In ambito industriale, si prevedono possibilità per le imprese italiane di ottenere contributi pubblici a fondo perduto da fonti europee o nazionali sui seguenti temi: energie rinnovabili; rifiuti; economia circolare; industria 4.0; green procurement e green jobs; mobilità / elettrico. Si ricordano, infine, gli incentivi per gli investimenti “green”, ovvero agevolazioni consistenti per chi decide di fornire capitali alle imprese giovani e innovative offrendo un’alta detrazione d’imposta. Si parla, in questo caso, di startup ad alto contenuto tecnologico, con forti potenzialità di crescita, molto spesso a vocazione ambientale e in ambito energetico, date le pressioni della geopolitica internazionale.
È un momento proficuo, sia per chi ha idee innovative in campo ambientale e le vuole mettere in pratica in un’idea d’impresa, sia per chi vuole investire in progetti in linea con il Green New Deal o nei green bond che sempre più le grandi aziende si trovano spinte ad emettere. Ancora una volta è importante sottolineare che con la modifica dell’articolo 9 si è riconosciuta per la prima volta il principio di giustizia fra le generazioni e chi meglio delle startup innovative può recepire e trasferire al meglio il messaggio? Sempre da ASVIS commentano che questa modifica degli articoli 9 e 41 rappresenta ”una grande evoluzione, storica e culturale, verso il cambio di paradigma auspicato dall’Agenda 2030 dell’Onu, cui deve adesso seguire un’accelerazione che impegnerà non solo le istituzioni ma tutta la società civile, i cittadini e le aziende”.
Le aziende sono ricettive, le startup e le PMI ancora di più. Resta quindi aperta la vera sfida di trasferire la cultura della sostenibilità nelle pubbliche amministrazioni.

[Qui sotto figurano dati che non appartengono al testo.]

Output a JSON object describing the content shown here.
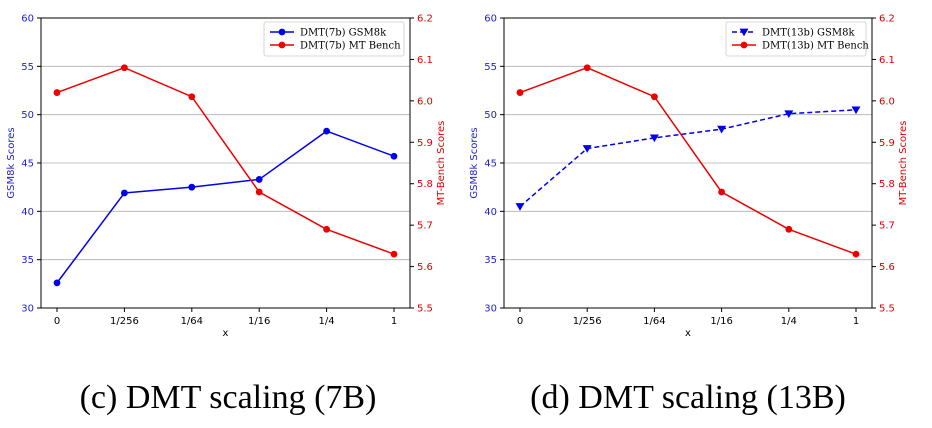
{
  "chart_data": [
    {
      "type": "line",
      "categories": [
        "0",
        "1/256",
        "1/64",
        "1/16",
        "1/4",
        "1"
      ],
      "xlabel": "x",
      "ylabel": "GSM8k Scores",
      "ylim": [
        30,
        60
      ],
      "yticks": [
        "30",
        "35",
        "40",
        "45",
        "50",
        "55",
        "60"
      ],
      "ylabel_right": "MT-Bench Scores",
      "ylim_right": [
        5.5,
        6.2
      ],
      "yticks_right": [
        "5.5",
        "5.6",
        "5.7",
        "5.8",
        "5.9",
        "6.0",
        "6.1",
        "6.2"
      ],
      "grid": "horizontal",
      "legend_position": "top-right",
      "caption": "(c) DMT scaling (7B)",
      "series": [
        {
          "name": "DMT(7b) GSM8k",
          "axis": "left",
          "color": "#0000ee",
          "marker": "circle",
          "dash": "solid",
          "values": [
            32.6,
            41.9,
            42.5,
            43.3,
            48.3,
            45.7
          ]
        },
        {
          "name": "DMT(7b) MT Bench",
          "axis": "right",
          "color": "#ee0000",
          "marker": "circle",
          "dash": "solid",
          "values": [
            6.02,
            6.08,
            6.01,
            5.78,
            5.69,
            5.63
          ]
        }
      ]
    },
    {
      "type": "line",
      "categories": [
        "0",
        "1/256",
        "1/64",
        "1/16",
        "1/4",
        "1"
      ],
      "xlabel": "x",
      "ylabel": "GSM8k Scores",
      "ylim": [
        30,
        60
      ],
      "yticks": [
        "30",
        "35",
        "40",
        "45",
        "50",
        "55",
        "60"
      ],
      "ylabel_right": "MT-Bench Scores",
      "ylim_right": [
        5.5,
        6.2
      ],
      "yticks_right": [
        "5.5",
        "5.6",
        "5.7",
        "5.8",
        "5.9",
        "6.0",
        "6.1",
        "6.2"
      ],
      "grid": "horizontal",
      "legend_position": "top-right",
      "caption": "(d) DMT scaling (13B)",
      "series": [
        {
          "name": "DMT(13b) GSM8k",
          "axis": "left",
          "color": "#0000ee",
          "marker": "triangle-down",
          "dash": "dashed",
          "values": [
            40.5,
            46.5,
            47.6,
            48.5,
            50.1,
            50.5
          ]
        },
        {
          "name": "DMT(13b) MT Bench",
          "axis": "right",
          "color": "#ee0000",
          "marker": "circle",
          "dash": "solid",
          "values": [
            6.02,
            6.08,
            6.01,
            5.78,
            5.69,
            5.63
          ]
        }
      ]
    }
  ]
}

Per Franco Bassanini, Presidente della Fondazione Astrid, le democrazie peccano di “cortotermismo, nel senso che, legate alle tempistiche del mandato, non badano agli interessi delle generazioni future. Tenere a mente questo per evitare il tanto temuto divario tra enunciazione e attuazione e mirare all’identificazione e al monitoraggio delle buone pratiche.